A high-tech company rolled out several new family benefits last year and wants its people to take advantage of them.
A university created new medical plans and successfully moved employees and their families into those plans during enrollment; now it needs those families to use the plans.
A professional services leader — traditionally quiet about the rich benefits it offers — has realized this is “just not the way things work anymore.”
I spent the first part of this year meeting with our clients — large, talent-focused organizations that make a big deal about their employee benefits. Regardless of the size and type of company, they all have one goal in common: engagement. And many of them aren’t just thinking about this in the United States, but globally, too.
Engagement is a shared goal by many benefits and HR leaders. Those leaders frequently talk about two types of engagement, often interchangeably. There’s what I like to call “Big E” engagement — or employee engagement. The definition I like best for this is one I learned when I started my career: say/stay/strive. Do employees say good things about the company? Do they want to stay? And, are they motivated to go above and beyond their job requirements?
But what’s top of mind for benefits leaders is a different form of engagement, a connection with the benefits programs themselves. Are people actually using the programs available to them? You can measure this type of engagement by looking at program enrollment, participation and plan balances. When people are engaged with their benefits, they appreciate them more.
And that helps build “Big E” engagement with their company. This form of engagement helps connect benefits to the employee value proposition. They become tangible and emotive reasons people feel cared about and connected to their organization.
My entire career has been focused on driving engagement with benefits. For too long, I’ve heard things like, “We don’t know how to engage employees,” or “Nothing we do will make a difference.” Or even worse, “No one has cracked the code on employee engagement.”
These statements couldn’t be further from the truth. Just as we know how to build best practices for designing HR programs, we’ve also developed best practices for driving engagement with benefits. During the past couple of years, in particular, I’ve worked with my team to codify the way to get employees to engage with benefits. We have documented them as our “10 Keys to Employee Engagement,” and they’re based on more than 11 years of research and client work.
The 10 steps go from foundational elements to how you manage resources. We recommend that every organization start with a strong foundation. You must have a strategy that includes clear goals, a recognizable and emotive brand, and a single destination for information and action — most often, a website that is built outside the firewall.
Then, you must take a marketing approach to communicating about benefits. That means using employee feedback, prioritizing simplicity in messaging, using a multichannel and year-round approach, targeting messages whenever possible and ensuring everything connects in the overall employee experience.
Finally, you need the right resources to support this effort.
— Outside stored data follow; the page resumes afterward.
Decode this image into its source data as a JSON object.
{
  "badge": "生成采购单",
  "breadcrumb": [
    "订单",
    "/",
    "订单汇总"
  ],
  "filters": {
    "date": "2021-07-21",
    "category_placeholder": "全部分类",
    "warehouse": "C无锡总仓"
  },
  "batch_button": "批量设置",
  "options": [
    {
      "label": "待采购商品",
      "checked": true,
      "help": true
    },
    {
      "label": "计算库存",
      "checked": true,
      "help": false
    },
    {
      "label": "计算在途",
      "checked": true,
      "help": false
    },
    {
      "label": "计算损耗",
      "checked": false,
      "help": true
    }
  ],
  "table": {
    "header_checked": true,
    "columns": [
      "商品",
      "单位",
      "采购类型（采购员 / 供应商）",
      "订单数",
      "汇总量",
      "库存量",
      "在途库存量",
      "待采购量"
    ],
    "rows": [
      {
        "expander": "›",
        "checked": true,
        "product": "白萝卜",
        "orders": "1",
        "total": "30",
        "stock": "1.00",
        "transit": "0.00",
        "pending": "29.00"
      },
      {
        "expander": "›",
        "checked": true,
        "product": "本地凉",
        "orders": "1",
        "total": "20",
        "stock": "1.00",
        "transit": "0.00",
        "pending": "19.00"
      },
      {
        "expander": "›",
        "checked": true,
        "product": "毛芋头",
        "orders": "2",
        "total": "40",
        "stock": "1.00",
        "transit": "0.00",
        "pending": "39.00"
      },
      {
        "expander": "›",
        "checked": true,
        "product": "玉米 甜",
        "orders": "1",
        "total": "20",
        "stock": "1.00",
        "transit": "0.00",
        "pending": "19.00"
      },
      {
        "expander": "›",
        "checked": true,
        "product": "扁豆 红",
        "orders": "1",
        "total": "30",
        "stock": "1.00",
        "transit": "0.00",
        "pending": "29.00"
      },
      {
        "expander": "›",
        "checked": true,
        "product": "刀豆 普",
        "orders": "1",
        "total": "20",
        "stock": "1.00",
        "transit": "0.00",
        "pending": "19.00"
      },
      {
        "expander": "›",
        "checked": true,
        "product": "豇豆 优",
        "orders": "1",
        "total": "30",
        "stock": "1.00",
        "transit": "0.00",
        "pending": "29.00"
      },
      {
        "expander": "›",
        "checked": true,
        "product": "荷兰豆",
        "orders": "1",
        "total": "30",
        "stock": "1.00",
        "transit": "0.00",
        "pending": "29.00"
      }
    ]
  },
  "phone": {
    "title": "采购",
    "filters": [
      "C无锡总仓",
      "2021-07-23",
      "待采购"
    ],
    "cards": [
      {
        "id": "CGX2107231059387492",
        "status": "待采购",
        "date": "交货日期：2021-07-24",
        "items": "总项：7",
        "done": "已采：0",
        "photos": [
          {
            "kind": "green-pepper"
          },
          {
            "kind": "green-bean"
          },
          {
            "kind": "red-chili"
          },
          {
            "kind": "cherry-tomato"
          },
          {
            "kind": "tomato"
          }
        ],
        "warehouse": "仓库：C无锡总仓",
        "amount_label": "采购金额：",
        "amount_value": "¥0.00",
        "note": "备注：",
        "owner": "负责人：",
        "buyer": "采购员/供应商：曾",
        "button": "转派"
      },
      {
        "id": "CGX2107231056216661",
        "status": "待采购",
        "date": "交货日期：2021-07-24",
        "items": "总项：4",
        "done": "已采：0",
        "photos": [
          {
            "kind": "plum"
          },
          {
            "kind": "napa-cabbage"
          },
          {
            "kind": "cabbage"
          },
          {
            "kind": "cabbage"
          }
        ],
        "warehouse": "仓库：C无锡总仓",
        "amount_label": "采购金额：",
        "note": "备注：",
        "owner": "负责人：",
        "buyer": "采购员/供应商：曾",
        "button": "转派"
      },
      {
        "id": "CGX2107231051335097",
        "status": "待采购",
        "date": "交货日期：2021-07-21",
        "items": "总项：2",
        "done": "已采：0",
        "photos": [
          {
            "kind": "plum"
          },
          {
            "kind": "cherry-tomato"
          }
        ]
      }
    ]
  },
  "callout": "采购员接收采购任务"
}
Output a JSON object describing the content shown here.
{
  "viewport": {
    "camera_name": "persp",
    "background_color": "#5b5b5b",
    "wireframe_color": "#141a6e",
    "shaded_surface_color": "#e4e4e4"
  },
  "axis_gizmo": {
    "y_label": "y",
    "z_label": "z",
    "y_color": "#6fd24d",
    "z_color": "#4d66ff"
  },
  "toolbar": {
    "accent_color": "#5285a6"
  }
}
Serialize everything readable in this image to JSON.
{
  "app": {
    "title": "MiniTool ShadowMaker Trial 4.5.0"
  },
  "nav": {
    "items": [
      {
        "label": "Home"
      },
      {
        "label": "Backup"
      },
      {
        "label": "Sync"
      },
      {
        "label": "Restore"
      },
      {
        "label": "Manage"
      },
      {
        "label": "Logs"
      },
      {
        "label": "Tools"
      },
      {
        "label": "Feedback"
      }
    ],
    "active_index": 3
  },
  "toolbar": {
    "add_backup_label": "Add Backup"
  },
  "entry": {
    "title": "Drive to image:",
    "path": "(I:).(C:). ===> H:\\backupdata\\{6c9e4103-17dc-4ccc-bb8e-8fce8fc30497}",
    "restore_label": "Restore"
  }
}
That means having both the budget to cover your year-round approach and the right partners (internal and external) to get it all done.
We have documented these steps fully in our new e-book series, which you can find on our website at benzcommunications.com.
Any organization that fully embraces these 10 steps will see results with their benefits.
I’ve been delighted to hear from our clients about the results of their efforts — the accolades they are receiving externally and the praise they are receiving internally. But what’s especially gratifying is the satisfaction they get from knowing employees are taking advantage of the programs designed to improve their health, wealth, and happiness.
As more companies share their successes, engagement will no longer be a mysterious or intangible goal, but something we diligently plan for, build and measure.